My interpretation is slightly different.  Grammatically speaking,
_I tried the sweet variety of their homemade sour cream cakes._ ==> They might have made several varieties of sour cream cakes.  I tried the sweet kind, not the other kinds.
'_And note the crisp variety of its flights of leaves._' ==> The leaves might have flown in various manners that afternoon, but I paid close attention only to the "crisp" (= brisk and lively) variety, not the other varieties, because I had "time for nothing but the endeavor to balance myself upon a broken world."
"_And note the flights of leaves_(_, which...,_)_ on that afternoon_" grammatically seems to imply that leaves all flew in the said fashion that afternoon.
Your _ invigorating _corresponds to my "lively."  It is invigorating to watch something lively.  I think we were talking about the same concept (生氣勃勃, 充滿生命活力).  In other words, I agree with you .


枫十二 said:


> 我没看明白这想表达什么？


I meant: "The crisp variety of its flights of leaves" structurally parallels "the watered-down version of his Beautiful Wall of America."  Just as "version" refers to a kind of wall, so does "variety" refer to a kind of flight.  Grammatically speaking, "crisp" modifies "variety", and therefore it is a "crisp flight."


----------



## 枫十二

现在我赞成轻快了：
note the crisp variety of its flights of leaves=>记录下今天下午落叶在天空中多变且轻快的飞舞。
=>收藏今天下午落叶轻快划过天空跳出的舞蹈


----------



## retrogradedwithwind

Skatinginbc said:


> _I tried the sweet variety of their homemade sour cream cakes._



也有可能所有varieties的蛋糕中都没有苦的，只是甜和更甜。

作者在这里应该只是从所有落叶中挑出轨迹更美的来，没有丑的。


----------



## 枫十二

retrogradedwithwind said:


> *挑出*轨迹*更*美


一直不知道note还有这个意思，受教了。
但我还是觉得不能译成这个, note的是 variety, 不是leaves吧


----------



## Skatinginbc

retrogradedwithwind said:


> 也有可能所有varieties的蛋糕中都没有苦的，只是甜和更甜。


I meant: They might (or might not) have made several varieties of sour cream cakes.  The sentence does not automatically exclude the possibility of other varieties.  By the same taken, "the crisp variety of its flights of leaves" does not exclude the possibility that some flights of leaves that day were not crisp.  However, the poet chose to ignore them because he wanted to focus on the bright side (i.e., to balance himself upon a broken world).


----------



## retrogradedwithwind

枫十二 said:


> 一直不知道note还有这个意思，受教了。
> 但我还是觉得不能译成这个, note的是 variety, 不是leaves吧


我没说note有挑出的意思，虽然可以在某些情况下理解出这个意思。note的应该是flights.



Skatinginbc said:


> I meant: They might (or might not) have made several varieties of sour cream cakes.  The sentence does not automatically exclude the possibility of other varieties.  By the same taken, "the crisp variety of its flights of leaves" does not exclude the possibility that some flights of leaves that day were not crisp.  However, the poet chose to ignore them because he wanted to focus on the bright side (i.e., to balance himself upon a broken world).

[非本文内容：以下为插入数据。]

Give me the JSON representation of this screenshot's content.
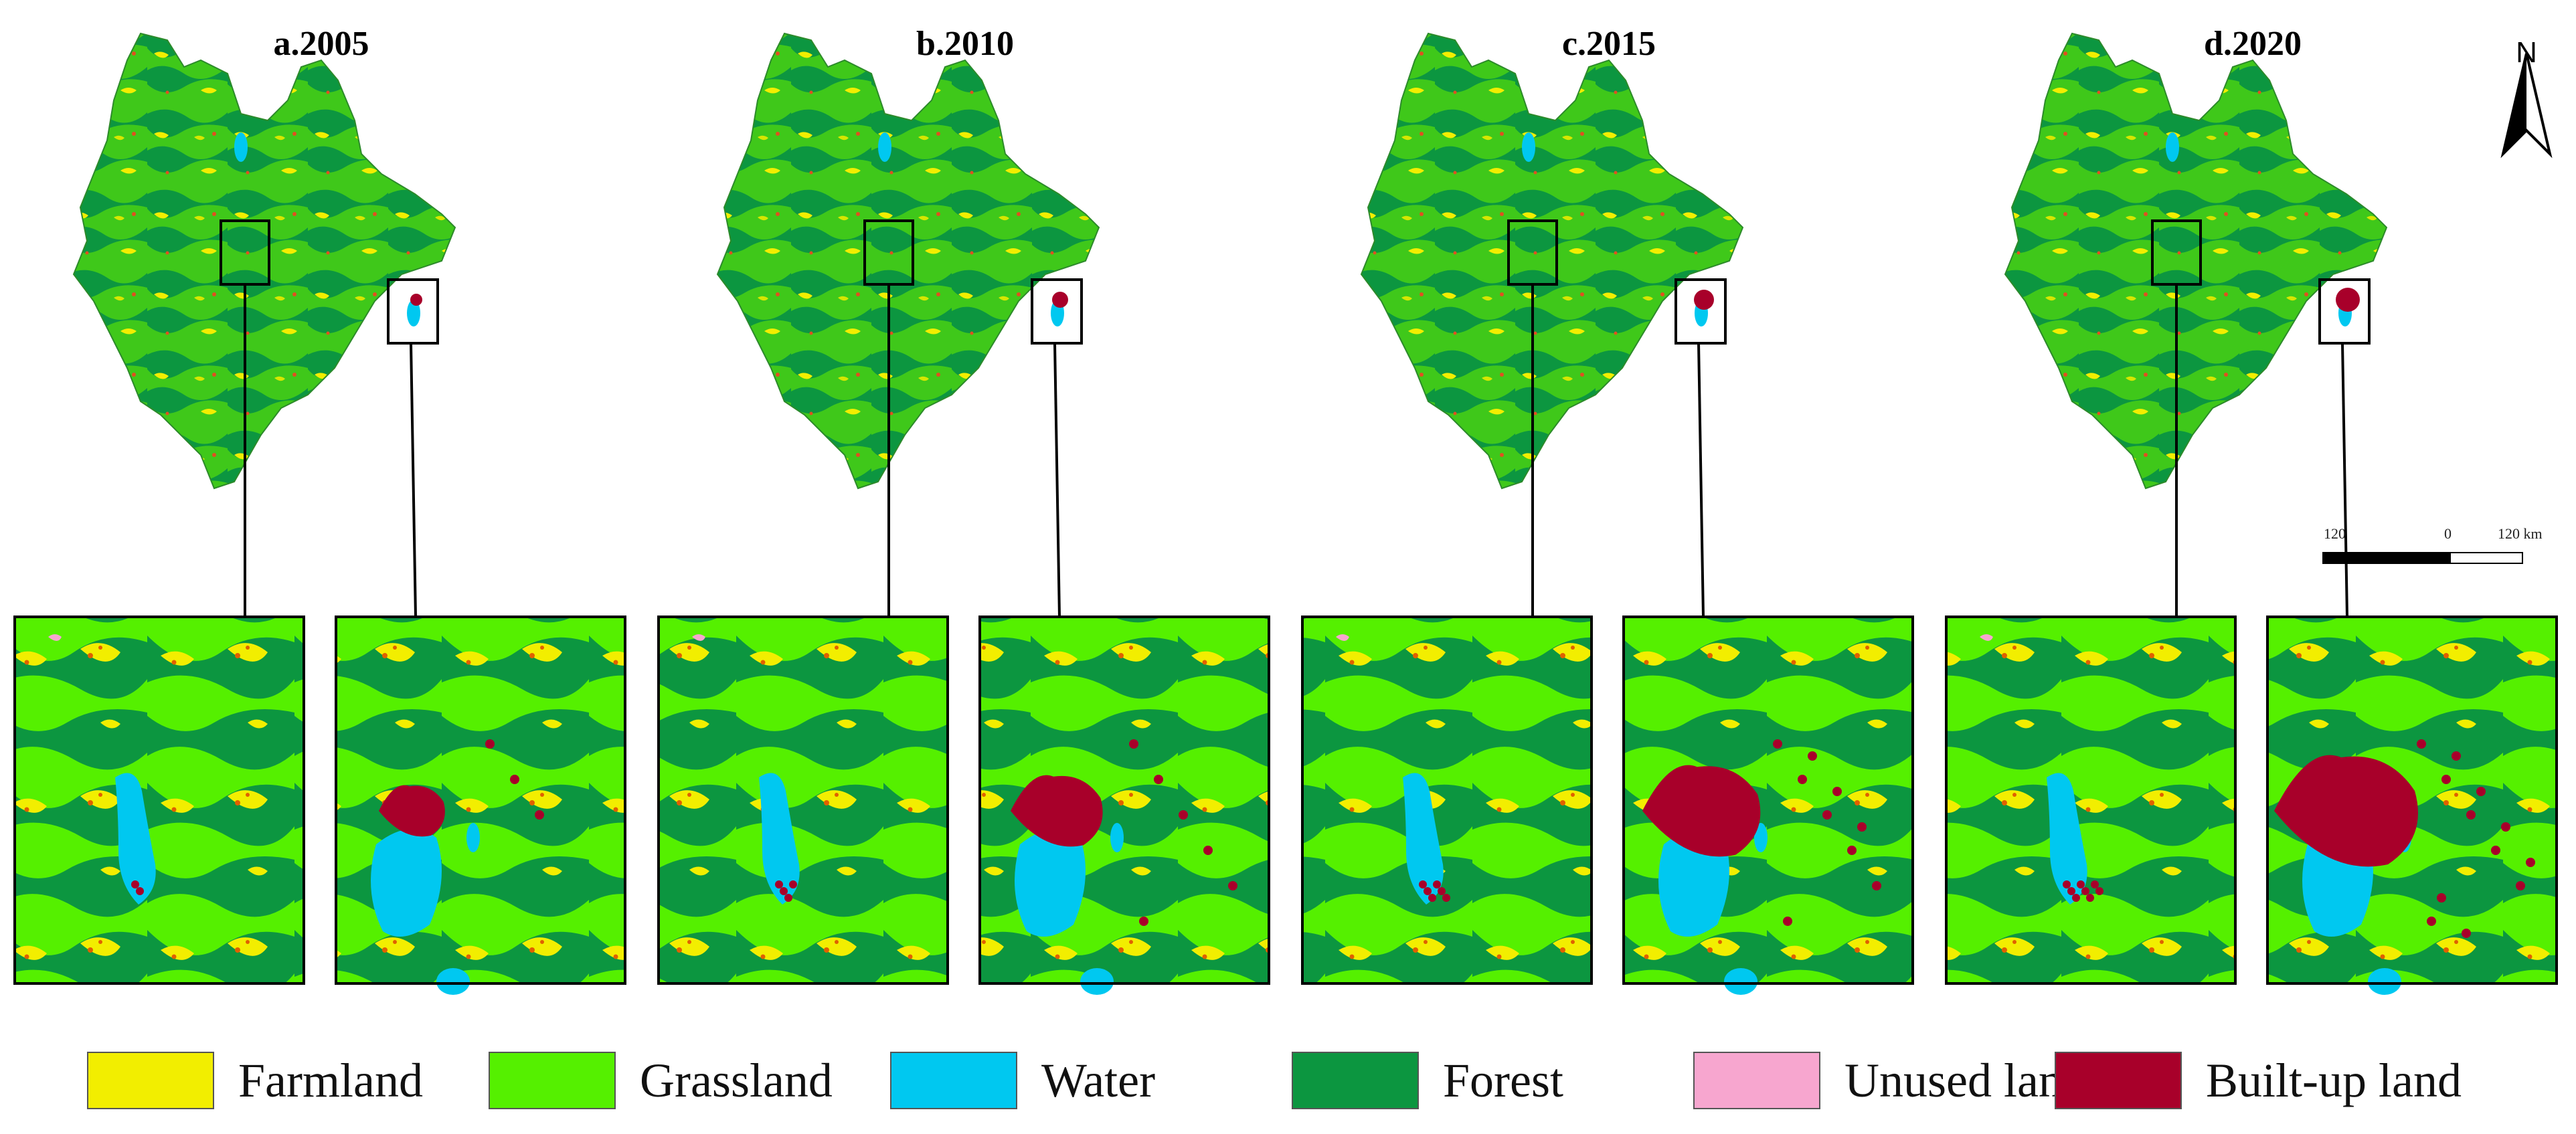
{
  "panels": [
    {
      "title": "a.2005",
      "builtup_level": 1
    },
    {
      "title": "b.2010",
      "builtup_level": 2
    },
    {
      "title": "c.2015",
      "builtup_level": 3
    },
    {
      "title": "d.2020",
      "builtup_level": 4
    }
  ],
  "north_arrow": {
    "label": "N"
  },
  "scale_bar": {
    "left_label": "120",
    "mid_label": "0",
    "right_label": "120 km"
  },
  "legend": [
    {
      "label": "Farmland",
      "color": "#f2ee00"
    },
    {
      "label": "Grassland",
      "color": "#55f000"
    },
    {
      "label": "Water",
      "color": "#00c8f0"
    },
    {
      "label": "Forest",
      "color": "#0c9640"
    },
    {
      "label": "Unused land",
      "color": "#f7a6cf"
    },
    {
      "label": "Built-up land",
      "color": "#a8002a"
    }
  ]
}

和bright对立的不是dark, 只是不那么bright. 整个世界都是美好的，只是有一些更美好。

作者所描述的下午，没有不美好的事物，一切都是美好的，只是有些更美好。作者以此和war对比，以在this afternoon和war之间取得平衡。

还有，作者是个女性。


----------



## 枫十二

retrogradedwithwind said:


> 我没说note有挑出的意思，虽然可以在某些情况下理解出这个意思。note的应该是flights.


这样说可能更好： note 的是 variety of flights


----------



## Skatinginbc

retrogradedwithwind said:


> 作者是个女性。


Oops!  I never paid attention to the author's name.  Yup, it is a she.


retrogradedwithwind said:


> 作者所描述的下午，没有不美好的事物


Really?  Then why did she say "*Today *(including this 下午) I can only gather it and put it into my lunch-box, for I have time for nothing but the endeavor to balance myself upon a broken world"?  Apparently, she could not at that moment enjoy it--a nice, beautiful day that most of us take for granted in a time of peace.  She actively looked for something good (as if carefully gathering red berries) "to balance herself", but she could only save it in her memory and wait until a later time when "there will be no war." There is unspoken melancholy or anxiety, which underlies the poem here and there.


----------



## retrogradedwithwind

Skatinginbc said:


> Really?  Then why did she say "*Today *(including this 下午) I can only gather it and put it into my lunch-box, for I have time for nothing but the endeavor to balance myself upon a broken world"?  Apparently, she could not at that moment enjoy it--a nice, beautiful day that most of us take for granted in a time of peace.  She actively looked for something good (as if carefully gathering red berries) "to balance herself", but she could only save it in her memory and wait until a later time when "there will be no war." There is unspoken melancholy or anxiety that underlies the poem here and there.



我发现我终于理解了你的思路……

你可能看到today不那么美好，所以觉得this afternoon也不美好，美好的背后隐藏着肮脏的一面。整首诗都在轮换表述美好和肮脏。

我来说说我的思路。
这是一首晚上写的诗，作者经历了一个美好的下午。在描述这个下午之后，作者用了一组对比，some day 和 to-day（我不知道为什么加连字符，或许是为了让today有两个重音以和some day对称？）。some day 是没有战争的，是对未来的期望，today当然是有有战争的，是对现实的描述。和some day时作者可以肆意回忆今天下午的美好不同，today只能屈从现实，努力balance herself。
这个下午是作为美好时光的象征而存在的，寄喻着作者对未来的期望和对现实的不满。这里的today，不是this day，而是now。按你说的，作者endevor to 发现这个下午的美好，那更不可能存在不美好。today中所存在的不美好不存在于这个下午。


----------



## Skatinginbc

作者所描繪的一張張瞬間的照片，不是單純的良辰美景， 而是像中表意的「意像」--含蓄暗示的「意」溶於明晰簡扼的「像」中.  那個初秋(September)的下午，是美的「像」，但作者的話語間卻隱藏焦慮失落的「意」.  再美的秋景，背後仍尾隨著寒冬，再好的下午，也擋不住夜晚的到臨.  楓紅秋色很美嗎？摘紅莓很有趣嗎？ 屋裡傳笑很幸福嗎？我在加拿大看慣了楓葉，摘慣了紅莓，常常忘了去欣賞他們的「美」.  作者正是要表達這個概念，說的其實都是生活中常見的.  他突然想記住這些美景, 保存起來. 為什麼？ 因為他害怕失去，所以現在懂得珍惜了.  美「像」的背後暗藏不安的「意」.


----------



## brofeelgood

Ok, I've just read the poem again, in its entirety, and rather slowly this time. In my mind, Ms. Lowell had metaphorically compared said afternoon to the red berries gathered by the boys, and even used sensory characteristics that typically applies to berries to portray it.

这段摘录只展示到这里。